As with sclerotherapy, a person may require several treatments to produce the desired outcome.
A healthcare professional can use a laser to treat small spider veins close to the skin’s surface. The laser is a strong, focused beam of light that causes the spider vein to clot and dry up.
Endovenous laser therapy (EVLT)
EVLT is a newer procedure for treating spider veins and small varicose veins.
A healthcare professional makes a small incision in the affected vein and then inserts a laser fiber. The laser applies heat directly to the vein and causes it to collapse. The vein may take several months or up to a year to disappear.
EVLT involves the use of local anesthesia.
Although some surgical treatments can be effective for
Certain lifestyle changes and self-care tips can help prevent new spider veins from appearing or stop existing ones from getting worse. These include:
- Wearing sunscreen: Applying sunscreen every day can help prevent spider veins, particularly on the face. Use sun-protective hats and clothing when outdoors for extended periods.
- Reaching or maintaining a moderate weight: This helps reduce pressure on the veins and keeps blood flowing well.
- Wearing compression stockings: If spider veins or varicose veins are a concern or run in the family, consider wearing compression stockings or socks.
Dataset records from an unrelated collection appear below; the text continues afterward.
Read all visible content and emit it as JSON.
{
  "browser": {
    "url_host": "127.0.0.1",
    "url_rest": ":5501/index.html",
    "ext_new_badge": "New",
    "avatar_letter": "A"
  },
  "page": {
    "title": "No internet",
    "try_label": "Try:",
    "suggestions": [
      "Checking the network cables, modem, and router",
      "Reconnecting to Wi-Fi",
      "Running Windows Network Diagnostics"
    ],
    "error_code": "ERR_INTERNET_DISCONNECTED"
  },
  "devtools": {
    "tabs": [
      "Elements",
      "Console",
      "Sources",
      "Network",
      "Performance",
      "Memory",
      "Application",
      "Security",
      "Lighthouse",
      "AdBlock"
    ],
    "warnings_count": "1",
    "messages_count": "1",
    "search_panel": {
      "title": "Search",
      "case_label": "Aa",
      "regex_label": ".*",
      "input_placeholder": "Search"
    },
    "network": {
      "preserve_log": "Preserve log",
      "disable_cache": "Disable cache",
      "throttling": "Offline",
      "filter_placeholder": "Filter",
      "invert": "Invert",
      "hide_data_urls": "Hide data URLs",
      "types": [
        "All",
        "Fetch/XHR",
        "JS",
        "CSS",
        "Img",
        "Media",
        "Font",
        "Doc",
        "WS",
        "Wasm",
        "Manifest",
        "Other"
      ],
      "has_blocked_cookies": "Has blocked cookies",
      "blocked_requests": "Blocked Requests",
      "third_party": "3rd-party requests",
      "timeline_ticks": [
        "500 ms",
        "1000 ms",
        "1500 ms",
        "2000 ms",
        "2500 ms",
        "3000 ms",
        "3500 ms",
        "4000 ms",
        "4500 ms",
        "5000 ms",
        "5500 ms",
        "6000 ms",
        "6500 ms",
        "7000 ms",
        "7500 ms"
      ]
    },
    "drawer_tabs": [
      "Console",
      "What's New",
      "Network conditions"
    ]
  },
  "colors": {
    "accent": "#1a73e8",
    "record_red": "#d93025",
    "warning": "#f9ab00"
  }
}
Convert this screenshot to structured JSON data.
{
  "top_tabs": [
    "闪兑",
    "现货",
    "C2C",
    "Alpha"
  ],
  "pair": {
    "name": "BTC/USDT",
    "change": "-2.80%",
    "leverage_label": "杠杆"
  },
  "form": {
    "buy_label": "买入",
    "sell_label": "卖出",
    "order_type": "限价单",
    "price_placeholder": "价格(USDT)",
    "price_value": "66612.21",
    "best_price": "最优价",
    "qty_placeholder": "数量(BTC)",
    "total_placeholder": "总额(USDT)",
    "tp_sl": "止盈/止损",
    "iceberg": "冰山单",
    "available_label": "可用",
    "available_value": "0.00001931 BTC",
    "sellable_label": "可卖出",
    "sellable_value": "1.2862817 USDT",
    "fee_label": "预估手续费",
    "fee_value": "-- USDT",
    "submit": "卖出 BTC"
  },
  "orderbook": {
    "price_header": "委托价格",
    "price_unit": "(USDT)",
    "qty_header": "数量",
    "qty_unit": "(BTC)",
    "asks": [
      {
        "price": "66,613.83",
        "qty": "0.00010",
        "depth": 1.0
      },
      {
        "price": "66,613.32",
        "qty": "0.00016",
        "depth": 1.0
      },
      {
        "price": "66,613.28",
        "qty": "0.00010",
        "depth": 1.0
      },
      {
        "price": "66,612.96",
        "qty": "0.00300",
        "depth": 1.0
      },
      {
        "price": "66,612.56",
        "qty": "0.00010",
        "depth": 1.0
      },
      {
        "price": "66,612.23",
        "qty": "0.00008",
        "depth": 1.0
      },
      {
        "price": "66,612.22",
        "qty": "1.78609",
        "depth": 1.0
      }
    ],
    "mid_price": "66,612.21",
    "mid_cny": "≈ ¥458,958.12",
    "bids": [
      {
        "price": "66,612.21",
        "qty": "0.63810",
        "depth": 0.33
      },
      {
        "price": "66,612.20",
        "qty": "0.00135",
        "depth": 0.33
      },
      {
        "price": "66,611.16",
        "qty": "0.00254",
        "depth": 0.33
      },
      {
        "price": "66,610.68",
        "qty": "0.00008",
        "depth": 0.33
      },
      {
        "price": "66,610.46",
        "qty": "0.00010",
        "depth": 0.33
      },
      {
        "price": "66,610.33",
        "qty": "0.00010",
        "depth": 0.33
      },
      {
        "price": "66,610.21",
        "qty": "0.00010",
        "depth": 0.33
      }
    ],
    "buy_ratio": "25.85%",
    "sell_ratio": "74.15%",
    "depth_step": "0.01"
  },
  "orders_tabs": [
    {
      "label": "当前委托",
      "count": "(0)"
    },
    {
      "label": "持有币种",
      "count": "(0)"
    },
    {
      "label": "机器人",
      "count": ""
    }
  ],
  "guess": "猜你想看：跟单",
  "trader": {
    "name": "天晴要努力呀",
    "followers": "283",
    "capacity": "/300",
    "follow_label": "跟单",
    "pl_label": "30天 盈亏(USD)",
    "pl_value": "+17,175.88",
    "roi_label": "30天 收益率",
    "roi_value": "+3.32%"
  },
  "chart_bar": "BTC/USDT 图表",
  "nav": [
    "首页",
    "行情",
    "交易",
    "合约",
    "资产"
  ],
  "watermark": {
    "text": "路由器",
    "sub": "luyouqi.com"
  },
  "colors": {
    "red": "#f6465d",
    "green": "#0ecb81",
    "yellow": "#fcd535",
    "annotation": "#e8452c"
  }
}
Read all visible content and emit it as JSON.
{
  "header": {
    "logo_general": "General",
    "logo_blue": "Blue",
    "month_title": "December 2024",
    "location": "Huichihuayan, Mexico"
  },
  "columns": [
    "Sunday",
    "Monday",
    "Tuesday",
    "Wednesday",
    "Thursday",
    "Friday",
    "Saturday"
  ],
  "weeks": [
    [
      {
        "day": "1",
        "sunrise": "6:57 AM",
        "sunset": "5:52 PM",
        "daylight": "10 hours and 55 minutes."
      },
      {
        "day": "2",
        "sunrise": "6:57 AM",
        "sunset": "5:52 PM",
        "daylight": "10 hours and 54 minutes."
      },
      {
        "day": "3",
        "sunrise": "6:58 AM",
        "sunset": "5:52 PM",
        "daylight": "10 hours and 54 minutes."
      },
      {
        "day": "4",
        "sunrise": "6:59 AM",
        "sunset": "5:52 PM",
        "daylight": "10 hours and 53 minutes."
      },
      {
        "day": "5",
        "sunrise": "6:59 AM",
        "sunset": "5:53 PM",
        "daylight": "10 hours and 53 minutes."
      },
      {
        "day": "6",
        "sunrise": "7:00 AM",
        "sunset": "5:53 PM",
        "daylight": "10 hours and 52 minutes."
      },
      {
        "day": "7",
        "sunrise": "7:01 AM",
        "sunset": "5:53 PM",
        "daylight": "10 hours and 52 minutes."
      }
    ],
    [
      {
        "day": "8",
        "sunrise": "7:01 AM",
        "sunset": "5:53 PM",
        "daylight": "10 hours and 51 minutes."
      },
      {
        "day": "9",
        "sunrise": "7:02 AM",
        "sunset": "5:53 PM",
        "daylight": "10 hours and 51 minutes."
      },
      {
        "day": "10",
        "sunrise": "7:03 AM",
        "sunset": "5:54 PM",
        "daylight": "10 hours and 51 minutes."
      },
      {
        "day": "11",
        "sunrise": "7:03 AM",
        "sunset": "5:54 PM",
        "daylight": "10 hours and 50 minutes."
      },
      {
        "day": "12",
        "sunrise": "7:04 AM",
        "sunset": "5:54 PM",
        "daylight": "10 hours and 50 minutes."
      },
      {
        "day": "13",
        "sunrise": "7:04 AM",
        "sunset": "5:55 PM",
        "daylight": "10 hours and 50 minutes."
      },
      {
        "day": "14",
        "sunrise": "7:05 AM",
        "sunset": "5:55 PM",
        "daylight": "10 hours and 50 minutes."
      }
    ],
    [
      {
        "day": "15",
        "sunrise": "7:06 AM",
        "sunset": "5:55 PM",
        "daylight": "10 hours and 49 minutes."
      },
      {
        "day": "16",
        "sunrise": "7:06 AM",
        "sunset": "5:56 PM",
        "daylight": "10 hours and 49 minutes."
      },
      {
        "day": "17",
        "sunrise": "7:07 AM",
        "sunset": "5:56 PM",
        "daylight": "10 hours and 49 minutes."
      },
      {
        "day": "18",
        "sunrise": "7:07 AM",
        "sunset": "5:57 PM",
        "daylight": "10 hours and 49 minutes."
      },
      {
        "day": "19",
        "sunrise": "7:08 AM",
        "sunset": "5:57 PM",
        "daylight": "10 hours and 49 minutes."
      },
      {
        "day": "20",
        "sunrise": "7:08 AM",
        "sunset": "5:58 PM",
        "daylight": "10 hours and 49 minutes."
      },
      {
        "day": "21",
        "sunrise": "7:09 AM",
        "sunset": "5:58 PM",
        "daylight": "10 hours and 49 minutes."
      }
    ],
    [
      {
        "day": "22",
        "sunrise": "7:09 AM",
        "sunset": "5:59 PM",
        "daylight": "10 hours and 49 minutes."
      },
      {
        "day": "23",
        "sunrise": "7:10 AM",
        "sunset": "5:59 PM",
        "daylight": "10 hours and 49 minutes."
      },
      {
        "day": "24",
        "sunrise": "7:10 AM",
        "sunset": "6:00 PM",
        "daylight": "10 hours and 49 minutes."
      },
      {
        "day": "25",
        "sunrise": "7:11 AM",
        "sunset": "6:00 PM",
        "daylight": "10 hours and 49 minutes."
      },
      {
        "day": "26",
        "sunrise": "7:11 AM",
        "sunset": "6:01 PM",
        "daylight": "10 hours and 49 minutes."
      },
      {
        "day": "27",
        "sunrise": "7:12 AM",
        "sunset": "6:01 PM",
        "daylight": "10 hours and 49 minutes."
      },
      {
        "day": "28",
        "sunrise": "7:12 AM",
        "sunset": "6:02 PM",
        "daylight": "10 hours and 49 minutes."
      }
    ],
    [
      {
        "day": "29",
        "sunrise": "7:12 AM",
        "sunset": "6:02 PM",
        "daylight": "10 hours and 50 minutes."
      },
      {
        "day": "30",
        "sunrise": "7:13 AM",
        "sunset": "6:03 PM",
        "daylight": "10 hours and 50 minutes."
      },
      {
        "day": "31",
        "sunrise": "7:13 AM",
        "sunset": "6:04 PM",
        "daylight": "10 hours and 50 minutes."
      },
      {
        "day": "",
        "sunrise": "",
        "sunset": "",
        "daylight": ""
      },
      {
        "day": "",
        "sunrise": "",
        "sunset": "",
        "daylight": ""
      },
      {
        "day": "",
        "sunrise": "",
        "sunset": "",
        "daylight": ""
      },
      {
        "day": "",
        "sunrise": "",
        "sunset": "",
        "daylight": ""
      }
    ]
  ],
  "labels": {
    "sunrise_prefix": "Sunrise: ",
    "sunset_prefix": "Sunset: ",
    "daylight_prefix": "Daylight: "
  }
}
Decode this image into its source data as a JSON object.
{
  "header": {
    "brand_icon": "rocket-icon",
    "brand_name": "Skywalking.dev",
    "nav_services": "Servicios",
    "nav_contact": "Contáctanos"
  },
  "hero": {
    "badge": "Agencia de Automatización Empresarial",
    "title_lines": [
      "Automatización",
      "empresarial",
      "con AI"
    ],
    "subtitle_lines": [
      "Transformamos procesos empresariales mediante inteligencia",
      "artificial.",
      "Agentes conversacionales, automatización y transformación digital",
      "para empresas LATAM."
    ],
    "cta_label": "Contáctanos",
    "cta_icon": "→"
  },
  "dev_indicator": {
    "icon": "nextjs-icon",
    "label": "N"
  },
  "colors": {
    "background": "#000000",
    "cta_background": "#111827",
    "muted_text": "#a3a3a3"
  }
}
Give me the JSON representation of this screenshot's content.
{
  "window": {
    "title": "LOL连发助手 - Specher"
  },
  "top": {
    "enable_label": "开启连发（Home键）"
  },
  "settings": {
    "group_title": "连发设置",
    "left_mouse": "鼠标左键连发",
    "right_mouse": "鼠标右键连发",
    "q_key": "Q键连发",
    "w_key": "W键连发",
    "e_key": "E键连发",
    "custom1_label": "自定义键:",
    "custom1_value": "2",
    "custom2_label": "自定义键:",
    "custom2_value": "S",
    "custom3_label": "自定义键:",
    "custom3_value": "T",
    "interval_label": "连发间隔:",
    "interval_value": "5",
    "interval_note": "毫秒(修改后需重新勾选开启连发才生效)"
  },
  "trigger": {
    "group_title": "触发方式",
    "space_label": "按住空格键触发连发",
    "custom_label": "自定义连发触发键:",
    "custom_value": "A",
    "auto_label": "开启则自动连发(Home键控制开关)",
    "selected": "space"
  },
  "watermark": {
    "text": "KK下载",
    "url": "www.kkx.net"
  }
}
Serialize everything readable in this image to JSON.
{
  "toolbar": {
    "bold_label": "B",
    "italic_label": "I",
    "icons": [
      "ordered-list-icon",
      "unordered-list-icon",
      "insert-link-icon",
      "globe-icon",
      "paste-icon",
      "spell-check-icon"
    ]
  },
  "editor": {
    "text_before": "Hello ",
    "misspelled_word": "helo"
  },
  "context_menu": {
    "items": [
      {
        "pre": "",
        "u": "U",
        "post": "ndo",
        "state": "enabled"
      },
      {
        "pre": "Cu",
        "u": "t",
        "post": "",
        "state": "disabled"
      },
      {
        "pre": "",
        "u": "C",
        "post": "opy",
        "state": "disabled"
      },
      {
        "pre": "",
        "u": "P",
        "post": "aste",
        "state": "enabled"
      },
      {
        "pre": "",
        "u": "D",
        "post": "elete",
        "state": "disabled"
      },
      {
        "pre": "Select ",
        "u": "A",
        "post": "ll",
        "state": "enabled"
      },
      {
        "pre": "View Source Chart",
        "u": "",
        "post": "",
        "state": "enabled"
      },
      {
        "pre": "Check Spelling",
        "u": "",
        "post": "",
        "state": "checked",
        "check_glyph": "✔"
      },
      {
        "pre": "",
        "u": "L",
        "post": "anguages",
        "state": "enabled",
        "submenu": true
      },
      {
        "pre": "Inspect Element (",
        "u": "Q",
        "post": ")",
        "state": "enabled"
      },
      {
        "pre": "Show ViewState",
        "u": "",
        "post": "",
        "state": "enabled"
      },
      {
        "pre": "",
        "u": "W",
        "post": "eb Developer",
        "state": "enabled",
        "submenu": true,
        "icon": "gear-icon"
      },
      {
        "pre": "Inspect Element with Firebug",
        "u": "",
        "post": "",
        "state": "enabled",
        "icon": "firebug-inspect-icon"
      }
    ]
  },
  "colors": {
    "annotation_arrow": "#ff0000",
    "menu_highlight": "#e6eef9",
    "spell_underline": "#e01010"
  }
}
- Staying mobile: Avoid sitting or standing for extended periods without taking a break.
- Avoiding tight clothing: Clothing that is too tight around the waist, legs, or pelvis can restrict blood flow and may increase the risk of spider veins.
- Avoiding overuse of hot tubs and saunas: Excessive heat can cause veins to swell, increasing the risk of dilated and bulging veins in the legs.
- Limiting alcohol consumption: Drinking alcohol can cause flushing in the face and broken blood vessels in some people.
- Getting regular exercise: Physical activity can help improve circulation and prevent blood from pooling in the legs.
- Elevating the legs: Raising the legs when sitting or lying down can help prevent blood from pooling downward in the legs.
- Contacting a dermatologist: People with skin conditions that can increase the risk of spider veins, such as rosacea, may want to consider contacting a doctor or dermatologist to discuss treatment options.
- Using cover-up products: If the appearance of spider veins is a concern, people may wish to use body or leg makeup to mask or minimize them temporarily. Self-tanning products can also work for this purpose.
Spider veins result from damaged veins or burst blood vessels. They are typically painless and do not cause health problems, but some people may wish to treat them for cosmetic reasons.
A variety of treatment options can help improve the appearance of spider veins or remove them altogether. For medical procedures, it is always essential to consult a licensed healthcare professional who specializes in dermatology, vein care, or cosmetic or plastic surgery.